En discutant de ses oeuvres, Rego atteste que son but principal a été d'approcher le sujet d'une manière assez clinique ou aseptisée. Comme un scientiste disséquant une grenouille ou analysant un phénomène tout à fait naturel, elle voulait capter le thème politiquement tendu de l'avortement sans sensationnalisme afin de dévoiler la réalité de cette procédure surtout subie en clandestinité. C'est la raison pour laquelle on ne voit pas de sang ni de violence dans les oeuvres de Rego ; elle dénonce la marque d'infamie attachée à l'IVG en illustrant les moments lors d'un avortement clandestin dont on ne se rend pas compte quand on y réfléchit.

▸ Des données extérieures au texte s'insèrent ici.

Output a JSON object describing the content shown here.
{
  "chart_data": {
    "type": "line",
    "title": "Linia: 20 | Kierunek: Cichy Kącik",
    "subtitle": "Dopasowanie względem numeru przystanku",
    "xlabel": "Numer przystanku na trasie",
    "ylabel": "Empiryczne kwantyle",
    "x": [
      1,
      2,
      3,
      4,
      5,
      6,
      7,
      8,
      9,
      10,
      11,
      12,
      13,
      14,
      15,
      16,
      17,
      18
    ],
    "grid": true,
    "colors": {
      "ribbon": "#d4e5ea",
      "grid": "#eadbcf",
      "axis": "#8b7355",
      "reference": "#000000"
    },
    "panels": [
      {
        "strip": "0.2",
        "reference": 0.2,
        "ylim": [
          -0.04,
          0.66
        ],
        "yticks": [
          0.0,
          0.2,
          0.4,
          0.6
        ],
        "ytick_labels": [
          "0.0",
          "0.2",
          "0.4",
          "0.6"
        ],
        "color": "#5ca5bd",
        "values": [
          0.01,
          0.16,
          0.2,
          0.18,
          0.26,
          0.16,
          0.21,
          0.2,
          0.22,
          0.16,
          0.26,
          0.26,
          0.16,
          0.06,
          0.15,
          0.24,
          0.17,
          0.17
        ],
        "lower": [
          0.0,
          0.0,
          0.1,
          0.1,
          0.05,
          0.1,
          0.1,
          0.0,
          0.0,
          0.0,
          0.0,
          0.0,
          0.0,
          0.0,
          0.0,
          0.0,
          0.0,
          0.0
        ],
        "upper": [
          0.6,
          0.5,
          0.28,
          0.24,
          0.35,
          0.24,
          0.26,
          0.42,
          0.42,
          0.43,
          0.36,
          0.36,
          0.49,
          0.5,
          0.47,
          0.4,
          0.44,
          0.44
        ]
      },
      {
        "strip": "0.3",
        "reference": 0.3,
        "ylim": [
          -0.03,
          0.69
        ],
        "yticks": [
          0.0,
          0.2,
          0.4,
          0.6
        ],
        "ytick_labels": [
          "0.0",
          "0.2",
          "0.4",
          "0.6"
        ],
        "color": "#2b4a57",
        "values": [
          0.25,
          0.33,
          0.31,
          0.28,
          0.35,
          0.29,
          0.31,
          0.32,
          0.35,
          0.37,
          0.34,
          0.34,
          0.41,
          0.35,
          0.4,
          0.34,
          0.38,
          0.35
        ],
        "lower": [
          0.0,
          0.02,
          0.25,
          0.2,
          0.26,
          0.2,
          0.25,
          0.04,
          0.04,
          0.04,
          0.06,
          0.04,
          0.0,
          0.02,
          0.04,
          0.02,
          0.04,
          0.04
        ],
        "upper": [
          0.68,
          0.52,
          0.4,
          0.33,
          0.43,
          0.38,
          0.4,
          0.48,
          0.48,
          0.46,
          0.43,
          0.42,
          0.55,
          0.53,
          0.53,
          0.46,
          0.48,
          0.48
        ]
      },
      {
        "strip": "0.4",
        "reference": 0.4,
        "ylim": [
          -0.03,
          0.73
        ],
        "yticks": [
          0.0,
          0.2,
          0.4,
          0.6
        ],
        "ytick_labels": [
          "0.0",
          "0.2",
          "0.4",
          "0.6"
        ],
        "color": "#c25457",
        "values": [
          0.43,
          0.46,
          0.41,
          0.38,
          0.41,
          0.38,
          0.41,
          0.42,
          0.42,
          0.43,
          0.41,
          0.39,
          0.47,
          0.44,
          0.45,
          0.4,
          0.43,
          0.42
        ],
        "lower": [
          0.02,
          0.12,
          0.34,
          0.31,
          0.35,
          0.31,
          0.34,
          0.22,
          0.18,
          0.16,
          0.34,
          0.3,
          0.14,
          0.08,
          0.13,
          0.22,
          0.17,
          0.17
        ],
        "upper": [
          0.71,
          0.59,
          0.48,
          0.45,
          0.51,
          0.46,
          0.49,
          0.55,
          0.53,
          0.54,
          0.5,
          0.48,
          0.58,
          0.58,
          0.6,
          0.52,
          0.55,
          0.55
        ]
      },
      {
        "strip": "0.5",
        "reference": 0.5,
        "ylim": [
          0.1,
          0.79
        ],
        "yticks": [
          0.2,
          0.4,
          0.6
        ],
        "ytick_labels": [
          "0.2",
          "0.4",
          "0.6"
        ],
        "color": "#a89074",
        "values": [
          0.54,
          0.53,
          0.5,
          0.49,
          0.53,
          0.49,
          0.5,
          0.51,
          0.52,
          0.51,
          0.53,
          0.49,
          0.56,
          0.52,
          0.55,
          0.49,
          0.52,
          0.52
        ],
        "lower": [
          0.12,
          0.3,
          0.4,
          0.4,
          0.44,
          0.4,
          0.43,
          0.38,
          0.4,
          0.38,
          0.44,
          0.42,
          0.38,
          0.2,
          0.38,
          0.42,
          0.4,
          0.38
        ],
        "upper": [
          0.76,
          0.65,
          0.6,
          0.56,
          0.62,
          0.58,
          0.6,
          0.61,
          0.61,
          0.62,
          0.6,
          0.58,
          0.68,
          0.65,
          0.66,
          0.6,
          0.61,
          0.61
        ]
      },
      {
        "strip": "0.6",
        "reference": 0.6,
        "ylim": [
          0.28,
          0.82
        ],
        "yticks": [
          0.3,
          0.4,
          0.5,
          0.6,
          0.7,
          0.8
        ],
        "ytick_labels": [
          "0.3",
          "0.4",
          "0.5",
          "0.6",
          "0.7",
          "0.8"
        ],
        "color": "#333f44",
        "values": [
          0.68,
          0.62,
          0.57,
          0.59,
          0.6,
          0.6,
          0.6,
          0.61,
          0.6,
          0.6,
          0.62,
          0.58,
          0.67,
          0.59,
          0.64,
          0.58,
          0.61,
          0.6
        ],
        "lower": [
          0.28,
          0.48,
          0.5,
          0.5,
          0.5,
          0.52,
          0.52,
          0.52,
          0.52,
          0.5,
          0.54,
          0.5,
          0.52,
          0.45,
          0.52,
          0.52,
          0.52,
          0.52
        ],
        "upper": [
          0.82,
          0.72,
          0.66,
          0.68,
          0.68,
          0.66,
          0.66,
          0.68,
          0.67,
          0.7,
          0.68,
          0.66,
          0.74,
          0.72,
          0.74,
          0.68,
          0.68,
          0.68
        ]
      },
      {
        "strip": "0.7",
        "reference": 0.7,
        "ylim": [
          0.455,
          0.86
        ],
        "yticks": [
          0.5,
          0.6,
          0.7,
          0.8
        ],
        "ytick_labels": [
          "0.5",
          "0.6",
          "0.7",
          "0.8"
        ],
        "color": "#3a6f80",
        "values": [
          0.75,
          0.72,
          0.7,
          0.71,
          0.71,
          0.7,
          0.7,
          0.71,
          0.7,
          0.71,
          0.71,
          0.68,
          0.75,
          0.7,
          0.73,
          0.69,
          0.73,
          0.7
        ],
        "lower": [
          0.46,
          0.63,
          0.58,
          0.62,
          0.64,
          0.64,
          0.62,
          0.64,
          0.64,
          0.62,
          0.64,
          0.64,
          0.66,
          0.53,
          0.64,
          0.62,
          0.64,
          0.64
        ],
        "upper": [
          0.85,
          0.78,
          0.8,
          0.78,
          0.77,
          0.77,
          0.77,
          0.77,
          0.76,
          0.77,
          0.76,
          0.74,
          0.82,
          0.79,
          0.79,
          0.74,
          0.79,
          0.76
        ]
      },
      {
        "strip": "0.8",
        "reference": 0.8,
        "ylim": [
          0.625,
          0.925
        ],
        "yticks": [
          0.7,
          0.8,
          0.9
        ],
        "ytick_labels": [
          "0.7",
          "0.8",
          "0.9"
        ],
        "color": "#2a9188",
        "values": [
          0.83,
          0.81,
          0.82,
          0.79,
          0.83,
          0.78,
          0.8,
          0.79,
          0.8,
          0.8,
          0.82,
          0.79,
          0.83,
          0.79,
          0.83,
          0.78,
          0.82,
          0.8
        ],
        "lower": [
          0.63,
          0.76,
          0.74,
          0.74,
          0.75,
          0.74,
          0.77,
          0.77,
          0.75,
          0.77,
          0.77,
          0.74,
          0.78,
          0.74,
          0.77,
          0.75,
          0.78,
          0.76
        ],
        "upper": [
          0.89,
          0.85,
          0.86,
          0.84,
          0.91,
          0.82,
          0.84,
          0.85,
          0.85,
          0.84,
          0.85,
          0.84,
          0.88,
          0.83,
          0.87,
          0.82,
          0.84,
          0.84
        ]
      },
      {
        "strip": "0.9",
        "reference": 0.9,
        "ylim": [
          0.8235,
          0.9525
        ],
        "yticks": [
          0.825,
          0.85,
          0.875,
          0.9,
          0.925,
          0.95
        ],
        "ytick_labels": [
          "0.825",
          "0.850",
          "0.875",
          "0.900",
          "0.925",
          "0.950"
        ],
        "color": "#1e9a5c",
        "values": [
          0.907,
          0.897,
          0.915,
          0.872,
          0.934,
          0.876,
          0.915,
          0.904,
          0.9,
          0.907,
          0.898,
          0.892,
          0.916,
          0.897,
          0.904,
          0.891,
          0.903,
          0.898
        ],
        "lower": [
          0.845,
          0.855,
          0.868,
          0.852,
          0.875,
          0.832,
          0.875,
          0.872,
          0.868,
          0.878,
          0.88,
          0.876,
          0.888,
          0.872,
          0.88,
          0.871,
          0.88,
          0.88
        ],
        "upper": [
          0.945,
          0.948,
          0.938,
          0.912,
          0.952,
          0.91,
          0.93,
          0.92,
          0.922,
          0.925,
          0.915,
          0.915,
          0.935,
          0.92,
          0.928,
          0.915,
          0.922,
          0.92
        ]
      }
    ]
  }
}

Tout comme Annie Ernaux dans son roman L'évènement, dans lequel elle raconte son propre avortement clandestin, elle s'efforce de « descendre dans chaque image », ou chaque moindre détail, jusqu'à ce que le spectateur ressent « la sensation physique de la « rejoindre »» (Ernaux 26). Elle « [affronte], dans sa réalité, cet événement inoubliable » (27) - elle ne dépeint pas à sensation les femmes qui se font avorter clandestinement, c'est-à -dire, elle réduit l'avortement d'une affaire politique à une affaire individuelle, un choix personnel né du désespoir, de l'émancipation, ou de la nécessité. Quant au sujet de l'oeuvre de Rego ci-dessus, la femme qui va se faire avorter regard le spectateur stoïquement. À travers ses yeux, on voit son caractère déterminé ; comme la narratrice du roman, elle est fière, mais elle ressent quand même la lourdeur de sa décision, et on a l'impression que cette décision l'a déjà profondément marquée. On voit que les femmes qui choisissent de se faire avorter malgré l'illégalité de la procédure ne sont pas des méchantes, ni des victimes, mais simplement des femmes qui font un choix pour elles-mêmes. Comme illustre le roman d'Ernaux et la série de Rego, afin de vraiment saisir l'impact d'un avortement, il faut dénoncer la clandestinité de cette procédure.